The business that started as a platform to help Africa Diasporas control their finances and automate remittances has expanded to cater to businesses on the continent.
“Bujeti started as a personal budgeting app to control personal finances and automate remittance, especially for the diaspora,” he says.
“Being able to send money monthly back home and track how the money is being spent by the recipient is one of the things that inspired Bujeti,” he explains.
“We also found out that businesses also suffer from the same issues with employees, vendors, and suppliers. We wanted to address the issue, so we expanded Bujeti,” he notes.
Since starting, the business has grown steadily and now has over 50 businesses registered on its platform. “So far, we have over 50 companies registered, and we are looking forward to serving more companies and helping them get a hold on their finances and expenses,” he says.
Before establishing Bujeti, the Beninese entrepreneur co-founded two other tech start-ups (OyaPay and Skylar Labs) that are collectively serving users and clients.
Read also: Harris Business trains 600 entrepreneurs on marketing, scaling
The young entrepreneur initially self-funded Bujeti before securing additional funding from family, friends, and investors. Currently, the business has secured $500,000 in pre-seed funding to expand its operations.
According to him, the business plans to grow its infrastructure by adding additional tools and features to make it a one-stop shop platform for payments and finances for businesses in the long run.
“We intend to serve the company and allow other businesses operating across the continent manage their different locations within the same platform.”
On some of the challenges he experienced on his entrepreneurship journey, he says business unwillingness to adopt new ways of doing things is a major challenge to the business.
“The challenge is to make decision-makers and workers understand that their work doesn’t need to be cumbersome, there are technologies out there that can give you your time back so you can focus on more productive and lucrative tasks,” the young entrepreneur says.

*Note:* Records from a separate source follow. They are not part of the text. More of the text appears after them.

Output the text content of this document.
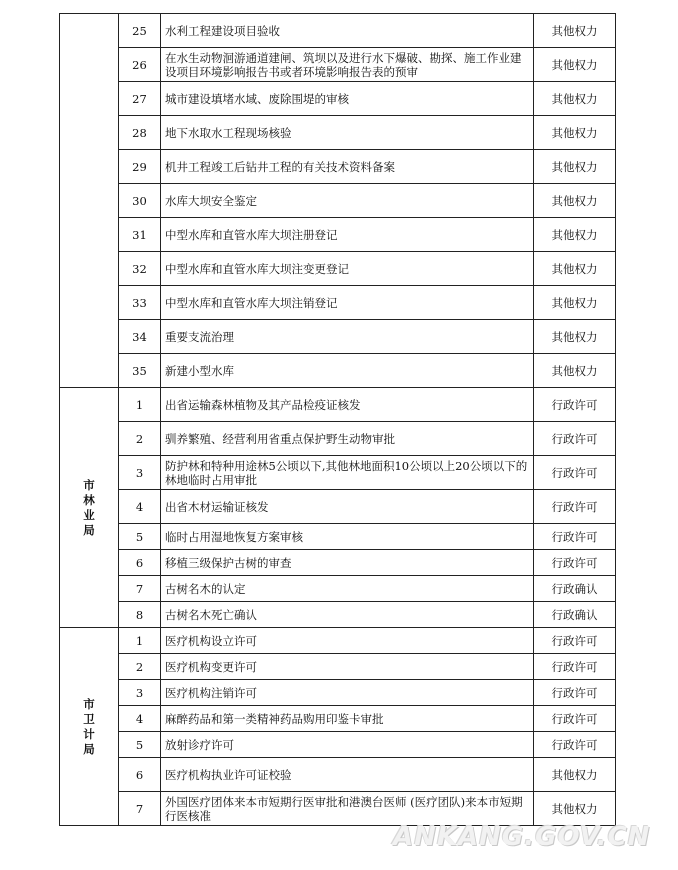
	25	水利工程建设项目验收	其他权力
	26	在水生动物洄游通道建闸、筑坝以及进行水下爆破、勘探、施工作业建设项目环境影响报告书或者环境影响报告表的预审	其他权力
	27	城市建设填堵水域、废除围堤的审核	其他权力
	28	地下水取水工程现场核验	其他权力
	29	机井工程竣工后钻井工程的有关技术资料备案	其他权力
	30	水库大坝安全鉴定	其他权力
	31	中型水库和直管水库大坝注册登记	其他权力
	32	中型水库和直管水库大坝注变更登记	其他权力
	33	中型水库和直管水库大坝注销登记	其他权力
	34	重要支流治理	其他权力
	35	新建小型水库	其他权力
市林业局	1	出省运输森林植物及其产品检疫证核发	行政许可
	2	驯养繁殖、经营利用省重点保护野生动物审批	行政许可
	3	防护林和特种用途林5公顷以下,其他林地面积10公顷以上20公顷以下的林地临时占用审批	行政许可
	4	出省木材运输证核发	行政许可
	5	临时占用湿地恢复方案审核	行政许可
	6	移植三级保护古树的审查	行政许可
	7	古树名木的认定	行政确认
	8	古树名木死亡确认	行政确认
市卫计局	1	医疗机构设立许可	行政许可
	2	医疗机构变更许可	行政许可
	3	医疗机构注销许可	行政许可
	4	麻醉药品和第一类精神药品购用印鉴卡审批	行政许可
	5	放射诊疗许可	行政许可
	6	医疗机构执业许可证校验	其他权力
	7	外国医疗团体来本市短期行医审批和港澳台医师 (医疗团队)来本市短期行医核准	其他权力
ANKANG.GOV.CN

“No one should spend time on reconciliation when Bujeti can take care of that while you’re focusing on closing deals.”
According to him, the tech ecosystem in Nigeria is one of the best on the continent and the best in the West African region.
He adds that the Nigerian entrepreneurship ecosystem is improving, noting it made him to build his business in the country.

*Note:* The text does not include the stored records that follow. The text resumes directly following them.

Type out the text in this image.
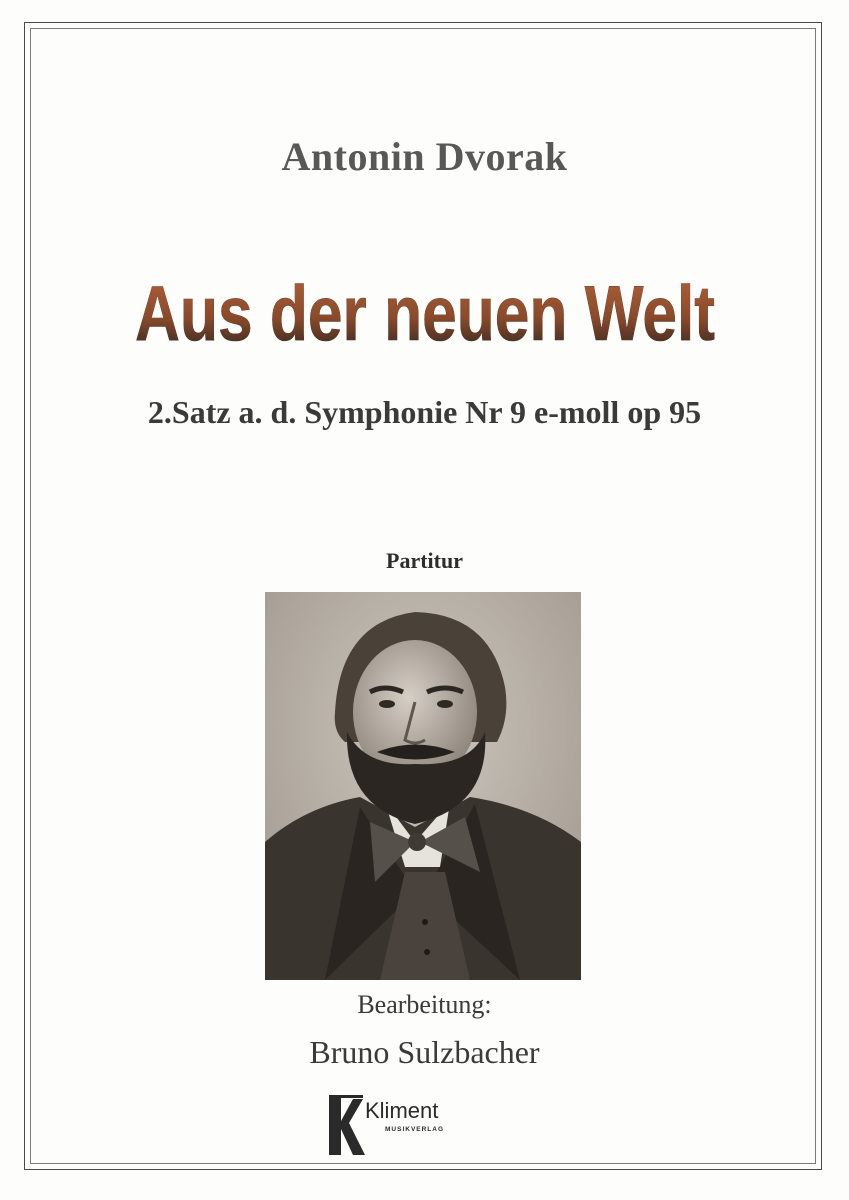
Antonin Dvorak
Aus der neuen Welt
2.Satz a. d. Symphonie Nr 9 e-moll op 95
Partitur
Bearbeitung:
Bruno Sulzbacher
Kliment
MUSIKVERLAG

“The Nigerian entrepreneurship ecosystem is improving, look at all the big players out there, Paystack, Mono, Flutterwave, and Shekel Mobility among others, and even the investors are following suit.”

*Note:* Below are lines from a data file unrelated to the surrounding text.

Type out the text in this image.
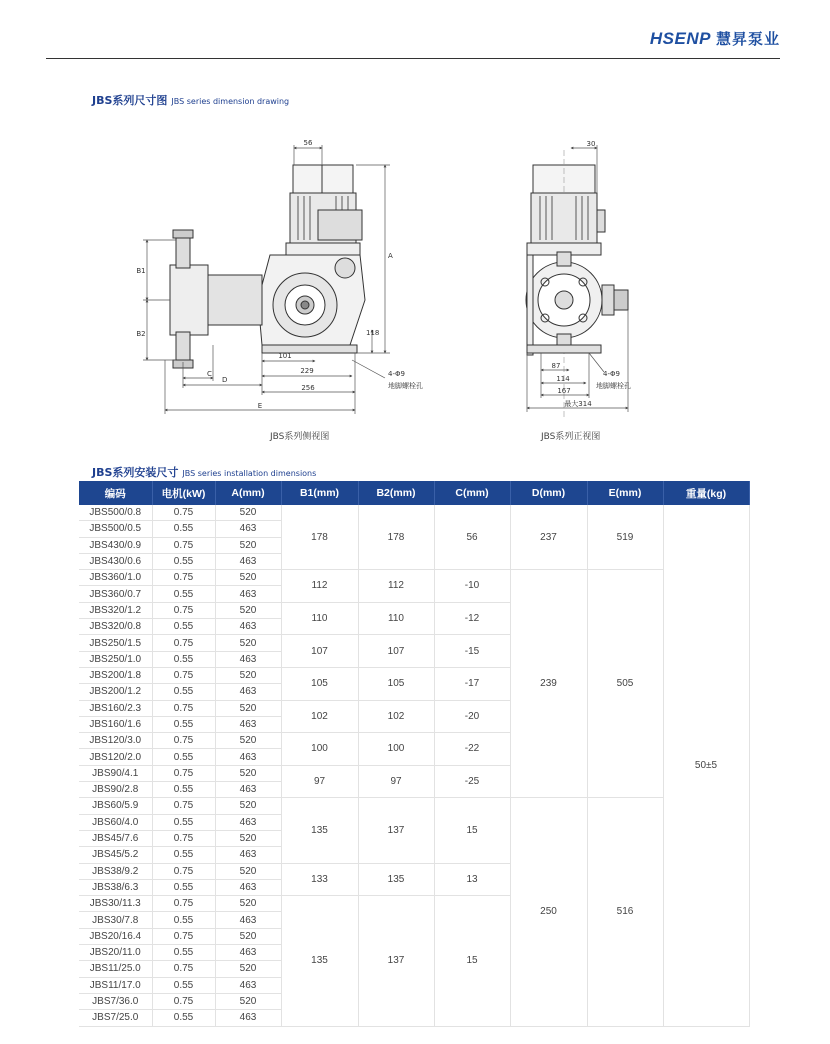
HSENP 慧昇泵业
JBS系列尺寸图 JBS series dimension drawing
56
A
B1
B2	118
101
229
256
C
D
E
4-Φ9
地脚螺栓孔
30
87
114
167
最大314
4-Φ9
地脚螺栓孔
JBS系列侧视图	JBS系列正视图
JBS系列安装尺寸 JBS series installation dimensions
编码	电机(kW)	A(mm)	B1(mm)	B2(mm)	C(mm)	D(mm)	E(mm)	重量(kg)
JBS500/0.8	0.75	520	178	178	56	237	519	50±5
JBS500/0.5	0.55	463						
JBS430/0.9	0.75	520						
JBS430/0.6	0.55	463						
JBS360/1.0	0.75	520	112	112	-10	239	505	
JBS360/0.7	0.55	463						
JBS320/1.2	0.75	520	110	110	-12			
JBS320/0.8	0.55	463						
JBS250/1.5	0.75	520	107	107	-15			
JBS250/1.0	0.55	463						
JBS200/1.8	0.75	520	105	105	-17			
JBS200/1.2	0.55	463						
JBS160/2.3	0.75	520	102	102	-20			
JBS160/1.6	0.55	463						
JBS120/3.0	0.75	520	100	100	-22			
JBS120/2.0	0.55	463						
JBS90/4.1	0.75	520	97	97	-25			
JBS90/2.8	0.55	463						
JBS60/5.9	0.75	520	135	137	15	250	516	
JBS60/4.0	0.55	463						
JBS45/7.6	0.75	520						
JBS45/5.2	0.55	463						
JBS38/9.2	0.75	520	133	135	13			
JBS38/6.3	0.55	463						
JBS30/11.3	0.75	520	135	137	15			
JBS30/7.8	0.55	463						
JBS20/16.4	0.75	520						
JBS20/11.0	0.55	463						
JBS11/25.0	0.75	520						
JBS11/17.0	0.55	463						
JBS7/36.0	0.75	520						
JBS7/25.0	0.55	463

“That’s why I’m here and not in France or Bénin. This is the place to be if you want to build something sustainable, break or make in Nigeria and then the sky’s the limit.
“If it works in Nigeria it would and should work everywhere else in Africa.”
On his advice to other young entrepreneurs, he says, “Believe in yourself, try and fail, and try again, if it succeeds the first time, great for you, if it doesn’t trust me it would as long as you keep trying.”
“Keep your head up, keep your smile on, get a great entourage and keep trying, eventually you’ll make it out. People are out there rooting for you and want you to succeed, so do it for yourself and do it for them, or at least do it for mom,” he advises.